The artist and his time
To pretend to understand a work without having a certain knowledge of the artist is, for Joukhadar, a very slippery ground. An art critic who has a good knowledge of the artist and his intentions is certainly one step ahead of a critic who does not have one, assuming he knows how to make good use of it. All too often the artist is given intentions which he does not possess; in reality we then speak of the impressions of the one who views the work, not of the work itself. Obviously, this can be considered a legitimate freedom – so be it – but one must be aware that it is something other than the work in itself. We have the opportunity to know the authors of a large part of the works in the history of art; Chinese works have a well-known seal to identify the artist, and the more one advances in the centuries, the more numerous are documents.
Similarly, one cannot claim to understand a work without having a certain knowledge of the culture and the codes of its time. A remarkable study by Schwarzenberg shows how out-of-context analysis can distort understanding; he gives as example the famous psychoanalytic interpretation that Freud made of the Virgin and St. Anne of Leonardo, where he thought he detected the representation of an eagle as a sexual symbol linked to a childhood memory of Leonardo. In his subconscious, Leonardo would have represented his biological mother and his adoptive mother. In reality, it is easy to demonstrate that during the same period, many artists reproduced symbols in their paintings, yet they did not all have Leonard’s experience. For Joukhadar, this approach is truly extremely farfetched.
What about the paintings of Jerome Bosch, which are almost impossible to decipher without knowledge of the proverbs and adages of the time?
Let us take as an example the famous Virgin of the Annunciation of Antonello da Messina, with the hand of the Virgin in front, seen foreshortened. This foreshortening, for the time, was fascinating; today it hardly attracts our attention. An artist, even an amateur, understands the difficulty in rendering such a foreshortening. It is important to know that this challenge of foreshortening was an obsession of some of the great painters of this time, for example Mantegna (the Dead Christ), but also Leonardo da Vinci, who was enthralled by Antonello da Messina, the only artist in Italy who knew the secret of the Flemish painters, painting in oil. Leonardo painted the same foreshortened hand in the Virgin of the Rocks.

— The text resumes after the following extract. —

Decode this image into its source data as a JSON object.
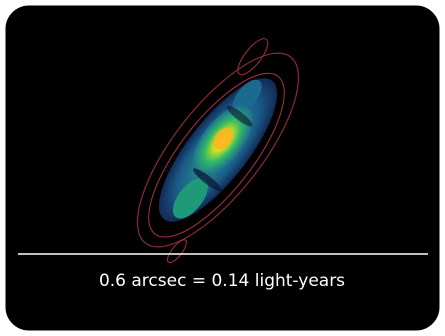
{
  "caption": "0.6 arcsec = 0.14 light-years"
}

The pitfall of the contemporary taste for novelty
In his conversations about art, Joukhadar has also often revolted against the effects of fashion, which can overnight bring certain artists, hitherto despised, to the skies, while giving others, hitherto appreciated, the cold shoulder. We have seen works reach a prohibitive price overnight.
In reality, Europe cultivates the attraction of novelty, as a flight forward, and a contempt for what has just preceded, and this from the Quattrocento. The Chinese, for their part, have painted the same paintings for several millennia and are not weary. This constant need for renewal translates into peaks of excess, a passionate mechanism that ultimately generates a reaction / counter-reaction dynamic in time. At the beginning of abstract art, the figurative was considered a heresy, then hyperrealism appeared. We may also point out that the nineteenth-century academy rejected Impressionism; as a result, Italian museums were very poor in this area at the end of the 19th and early 20th centuries. For several decades, the Italians have now been buying everything, passing from one extreme to the other.
For Joukhadar, one of the causes of this insatiability is the need to express a personal point of view. It is true that in its beginnings, art was intrinsically linked to the Absolute. Until the beginning of the Quattrocento, civilization was established on a true tradition, with a profound knowledge of the Absolute and of the sacred, and not the sacred as something exotic. In the Renaissance, art became local, temporal and therefore subjective. The same goes for classical music which has taken a turn causing people to get tired of it and simply abandon it. When innovation becomes the first criterion, this leads to what we see on the pictorial plane.
Joukhadar notes that Asian art, for the most part, has not engaged in this vicious circle, which deviates towards the material, the temporal, the present. He cites for us the example of authentic Chinese art, where the pictorial elements and the subjects are not really temporal. They are human and representative of a state of soul, of a sensibility, of a poetry that is not bound to one decennium or to two. In contrast, Western art, after the Renaissance, became in general “easily identifiable”: a specialist can, at a first glance, situate a work of art in a bracket of two or three decades, by means of certain temporal and local elements. This is the general direction of Western art which is obviously not totally local, temporal or linked to an event. The non-temporal and universal part certainly exists, to different degrees according to the times, although it is practically lost today.